Member of the House of Representatives
- In office 2011 to 2015; 2015 to 2019 – 2019 to 2023^{[clarification needed]}
- Constituency: Kano State

Personal details
- Born: Kano State
- Occupation: Politician

= Nassir Ali Ahmed =

Nigerian politician

Nassir Ali Ahmed, a politician from Kano State, Nigeria, served as the representative for the Nassarawa Federal Constituency in the National Assembly. He was elected as a member of the House of Representatives under the All Progressives Congress (APC) and held office from 2011 to 2015, 2015 to 2019, and 2019 to 2023.

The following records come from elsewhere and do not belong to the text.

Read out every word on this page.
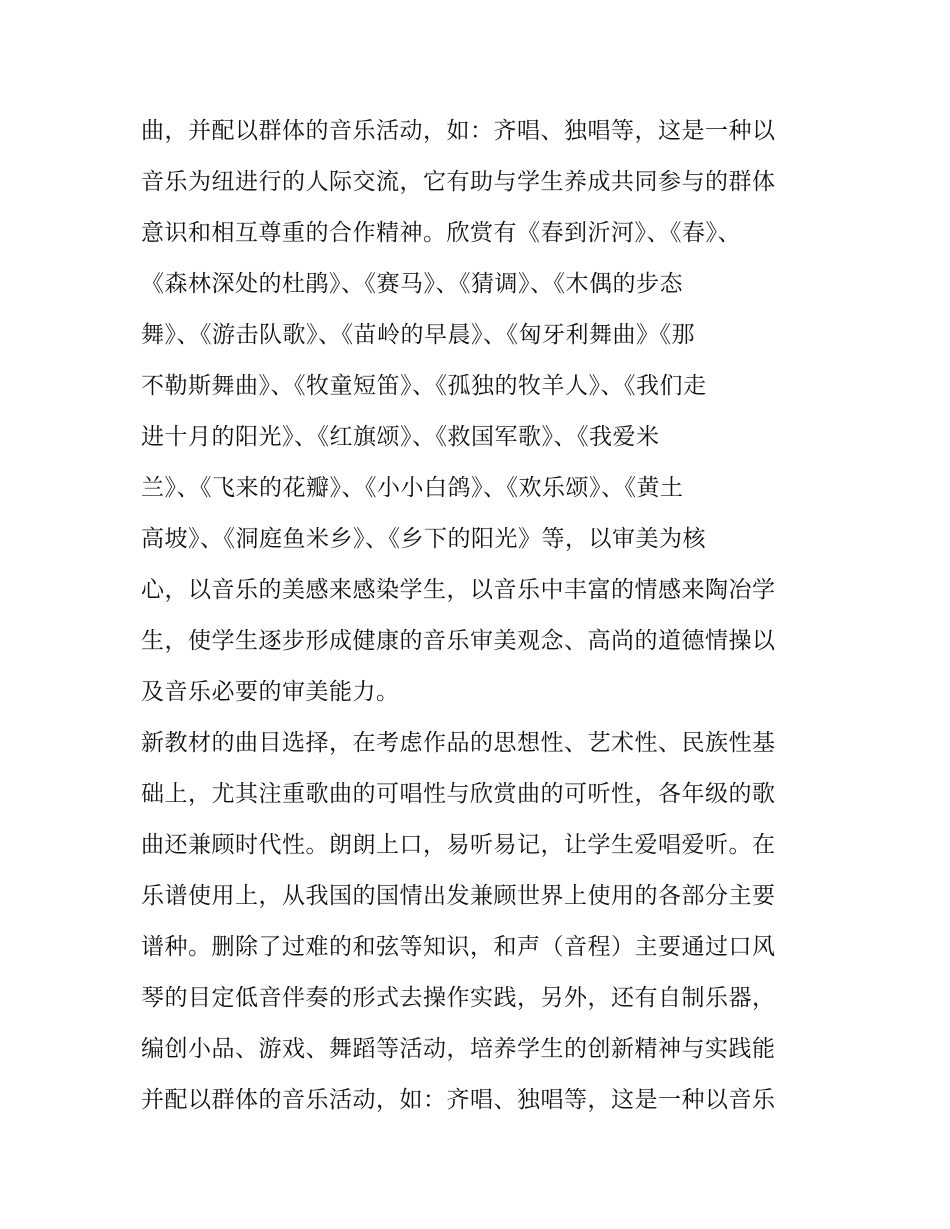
曲，并配以群体的音乐活动，如：齐唱、独唱等，这是一种以
音乐为纽进行的人际交流，它有助与学生养成共同参与的群体
意识和相互尊重的合作精神。欣赏有《春到沂河》、《春》、
《森林深处的杜鹃》、《赛马》、《猜调》、《木偶的步态
舞》、《游击队歌》、《苗岭的早晨》、《匈牙利舞曲》《那
不勒斯舞曲》、《牧童短笛》、《孤独的牧羊人》、《我们走
进十月的阳光》、《红旗颂》、《救国军歌》、《我爱米
兰》、《飞来的花瓣》、《小小白鸽》、《欢乐颂》、《黄土
高坡》、《洞庭鱼米乡》、《乡下的阳光》等，以审美为核
心，以音乐的美感来感染学生，以音乐中丰富的情感来陶冶学
生，使学生逐步形成健康的音乐审美观念、高尚的道德情操以
及音乐必要的审美能力。
新教材的曲目选择，在考虑作品的思想性、艺术性、民族性基
础上，尤其注重歌曲的可唱性与欣赏曲的可听性，各年级的歌
曲还兼顾时代性。朗朗上口，易听易记，让学生爱唱爱听。在
乐谱使用上，从我国的国情出发兼顾世界上使用的各部分主要
谱种。删除了过难的和弦等知识，和声（音程）主要通过口风
琴的目定低音伴奏的形式去操作实践，另外，还有自制乐器，
编创小品、游戏、舞蹈等活动，培养学生的创新精神与实践能
并配以群体的音乐活动，如：齐唱、独唱等，这是一种以音乐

==Early life and education==
Ahmed was born on June 2, 1968, in Nasarawa Local Government Area of Kano State, Nigeria. He began his education in 1973 at Kano Capital School and completed it in 1980, earning a First School Leaving Certificate (FSLC). He obtained his Senior Secondary School Certificate in 1986 from Federal Government College Kano. Ahmed then earned a diploma in accounting from Ahmadu Bello University, Zaria, followed by a bachelor's degree in accounting from the University of Jos in 1992. In 1993, he received an MBA from Bayero University, Kano. He served as the vice chairman of the Local Content Committee.

==Political career ==
Ahmed served as the representative for the Nassarawa Federal Constituency in the National Assembly for three consecutive terms: from 2011 to 2015, 2015 to 2019, and 2019 to 2023. He was elected as a member of the House of Representatives under the All Progressives Congress (APC).